大浴場


大浴場のご案内

当館の大浴場は、自然石をふんだんに使った岩風呂で、入り口や脱衣所は山小屋をイメージして作られています。

大浴場には露天風呂はございませんが(貸切風呂の方にございます)、まるで露天風呂に入ったかのような感覚が味わえます。

言わば?屋根のある露天風呂風?とでも言えるような風情のある大浴場です。お年寄りの方には露天風呂は気温の変化が激しくて嫌がる人もいらっしゃいますが、こちらならそういう事はございません。

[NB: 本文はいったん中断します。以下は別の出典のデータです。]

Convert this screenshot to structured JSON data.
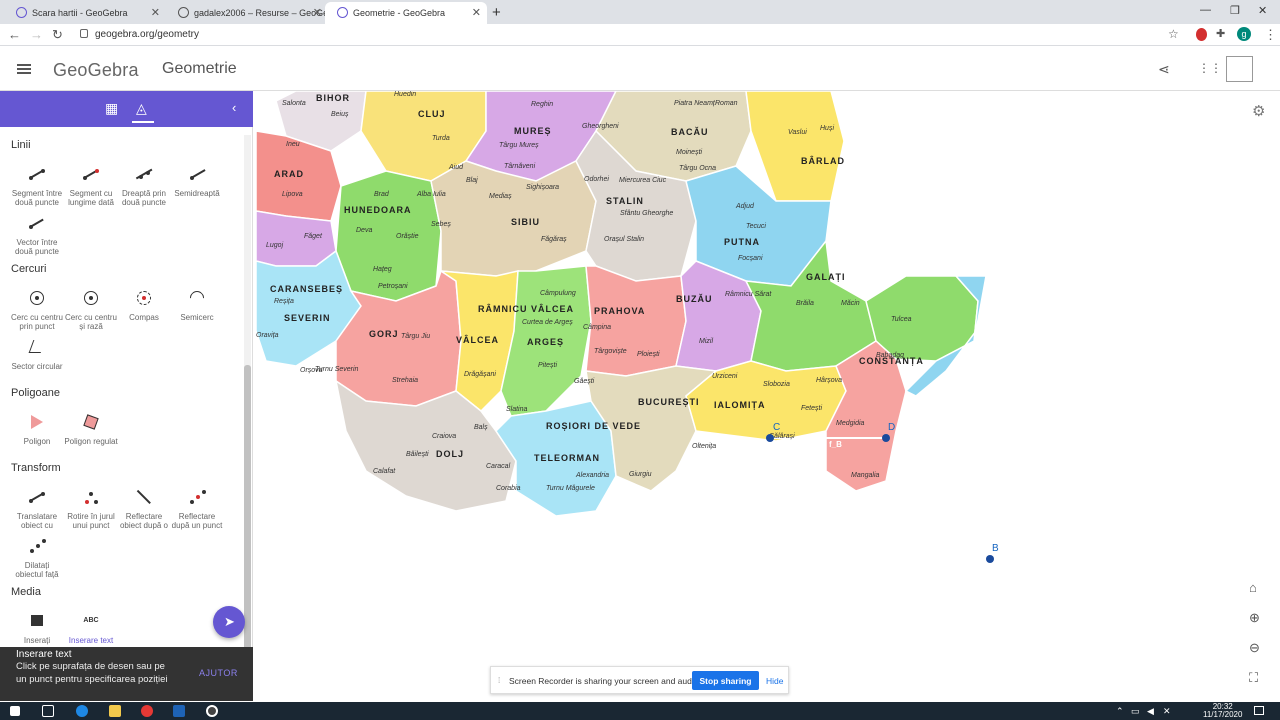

大浴場と貸切露天風呂、両方とも人気のあるお風呂です。
また、当館の大浴場は、男性用と女性用のお風呂が極端に違う?というような事はございません。レイアウトに若干の違いはございますが、ほぼ同じような感じです。

こちらは男湯 ↓ こちらは女湯 ↓

★大浴場エピソード★ ~大浴場ができたわけ?

実を言いますと、
当初はこのようなお風呂を作る気持ちはまったく無かった・・というのが先代のお話でした。もう40年くらい昔の話で、その当時はこのようなお風呂は稀な存在でした。ほとんどの温泉がタイルばりのお風呂で、当館もその例外ではありませんでした。

 さて、この写真をよくご覧ください。大浴場の右側に、大きな石があります。写真では竹の仕切りに繋がって写っています。 そう!
 この石です。

この石こそ、安来苑のお風呂を作った原因なんです。

それはまだ、安来苑の風呂が、一般のタイル風呂だった頃の話しです。

ある時、大きな石を積んだトラック(重たすぎて、たった1個しか載ってなかった)がやってきまして、安来苑の当時の庭に「しばらく置かせて
くれないだろうか?」
と、持ち掛けてきたのです。事情を聞くと、あるお金持ちの庭づくりをするために、この石を持ってきたのだが、そのお金持ちの会社が倒産してしまい、今更持って帰る事もできず困っているとのこと。

まあーーその方も困っていらっしゃるし、買い手を探すまでの間のしばらくなら・・という事で許可したのですが、実は石は1個ではなかったのです。たくさんの巨石が、安来苑の庭にゴロゴロと積まれてしまう事になりました(愕然)。

その後、なかなか取りに来ないので、連絡してみると、「すまないけど、御宅で買ってはくれないだろうか?原価でいいから・・」と持ち掛けてきました。
まあー、取りに来ないものにナニを言ってもしょうがないので、ではウチで引き取りましょう・・という事になったのです。

さてさて、では庭石にでも・・と思ったのですが。これが移動が大変なのです。特に最初の大きな石は、とても動かせるモノではないのです。ヘタなクレーンなどでは、持ち上がらないくらい重い!!

これじゃー移動もできない・・ハテ?どうしたものか?と考えましたら、石の位置はちょうど庭の真ん中・・この回りを掘って、浴槽にしたら??という実に単純にしてバカ良い考えが出てきたのです。

こうして、安来苑の風呂は出来上がりました。ですから、造りが荒々しい造りなのですが、言わば、出来ちゃった風呂・・・なんですね。
えっ?だからどーしたって??いやいや・・ただそれだけの話しでした(^^;)

でも、このような石を扱う専門家のお話によりますと、今ではなかなかこういう石は手に入らないとのことで、その当時の原価で譲っていただいた事は逆にかなりの得だったとか?厄介者転じて名物風呂となったわけです。

ま、そういう経緯があって出来た風呂なんだなぁーー・・と思いながら入っていただくと、ウレシイですね。